Точно озаренным изнутри зеленым дымом окутывались сопки, и из этого дыма, на их склонах и вершинах, тут и там проступали каменные останцы, напоминавшие где одинокую башню, где полуразрушенный замок, какие и посейчас можно увидеть в Западной Европе — тоже среди дерев, тоже на горах, порой на невообразимых кручах, будто в свое время не для обитания воздвигались, а единственно — для погляденья будущих туристов.
Удалая Лагорта, взрябленная стремительным бегом, отряхивающая клочки мыльной пены на берега, продолжала путь вдоль Малого Урала. Мы же своротили на ее приток Кокпелу, исхитрившуюся между двух сопок рассечь горы. Но не этот отчаянный прорыв сквозь скалы был отражен в названии притока, другую особенность выделили первопроходцы. Незадолго до того, как слиться с Лагортой, приток выкидывает замысловатое коленце — складывается почти вдвое в крутом изгибе. Не менее часа обходишь излучину, а вперед продвигаешься лишь на воробьиный скок. Как тут не подосадовать? И с досады, верно, нарекли речку Кокпелой — Кривоногой то есть.
На сухом плоском убережье в звонкую солнечную нору под руководством Главного конструктора мы строили плот. Да, был в нашей компании человек и в таком звании. В повседневном обиходе его величали просто Главным.
«Главный» — не правда ли? — звучит весомо, возвышает даже над командирским чином.
Плот — его любимое детище. В зависимости от того, кто и как расположен к разработанному еще дома проекту плота (признается лишь безоговорочное восхищение) и кто какое рвение вкладывает в его натурализацию из дерева и жердей, — строит Главный свои отношения с членами команды.
Облаченный в чудо-тельняшку, Максимыч горит нетерпением снова перевоплотиться в матроса. Швандя далеких школьных лет не забыт. Топором Максимыч орудует не хуже, чем рычагами заводского молоха. Рубит, скоблит, примеряет, ворочает неподъемные бревна. Понятное дело, Главный души в нем не чает, осыпает бесконечными милостями:
— Ты бы, Летописец, передохнул чуток. Хошь — возьми уду и порыбачь. Али искупайся, охладись.
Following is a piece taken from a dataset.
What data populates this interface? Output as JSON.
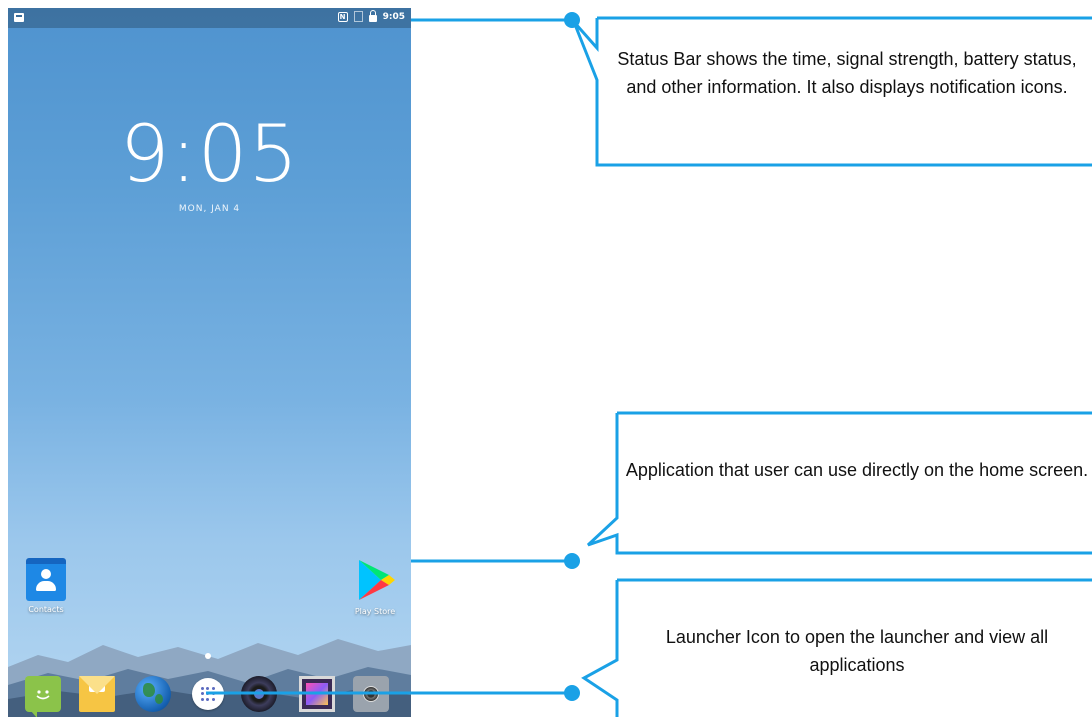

При ознакомлении с проектом я имел неосторожность высказать пустяковое замечание и сразу же впал в крутую немилость. К плоту Главный меня даже не подпускает — разве что поддержать какое-нибудь бревно, подкатить под него для равновесия камень.
К середине второго дня строительные работы на верфи подходят к концу. Что-то еще надо подвязать, подогнать, но это уже мелочи, которые Главный оставляет за собой, а остальным разрешает перекурить.
— А ты, Летописец, — распоряжается он, — достань-ка свою тетрадь да опиши все как следует. Корабль получился что надо, и потомство должно знать о мастерах, которые сотворили его без единого гвоздика.
Увы, разрешение перекурить на меня не распространяется. Удовлетворенный тем, что его подвиги будут увековечены, Главный поворотился в мою сторону и из-под полей толстой фетровой шляпы вцепился в меня глазами, придумывая, чем бы еще наказать.
Максимыч между тем стянул тельняшку и, подставив солнышку широкую спину и свесив ноги, взмостился на край берегового обрыва; на носу появились очки с треснутым стеклом, в руках — толстая, в надежной коленкоровой обложке тетрадь и ручка.
Меня занимает вопрос, как и что расскажет Максимыч в своей тетради о нашей жизни. К сожалению, мало кому дано закрепить реальность такой, какая она есть, выявить ее объективную суть и подлинность. Как правило, на бумаге появляется другая жизнь, обусловленная миропониманием автора, его предшествующей деятельностью, жизненным опытом — всем поведением. «Бесценные вещи и бесценные области реального бытия проходят мимо наших ушей и наших глаз, если не подготовлены уши, чтобы слышать, и не подготовлены глаза, чтобы видеть»… Человек видит в мире и в людях предопределенное своей деятельностью, то есть так или иначе самого себя. И не оттого ли среди пишущих столь много самодовольных натур и непризнанных гениев? Не оттого ли, что, замкнутые на самих себе, ограниченные и убогие, по сравнению с вселенским миром, они не умеют или не находят мужества бесстрашно взглянуть на него помимо себя, взглянуть, снять шляпу и низко склонить голову перед могущественной реальностью?
«Реальность, милая, болезненная, любимая, режущая, радующая, как никто, — и вместе убивающая, бесконечно дорогая и в то же время страшная — в сущности всегда такая, какою мы ее себе заслужили, то есть какова наша деятельность в ней, наше участие в ней».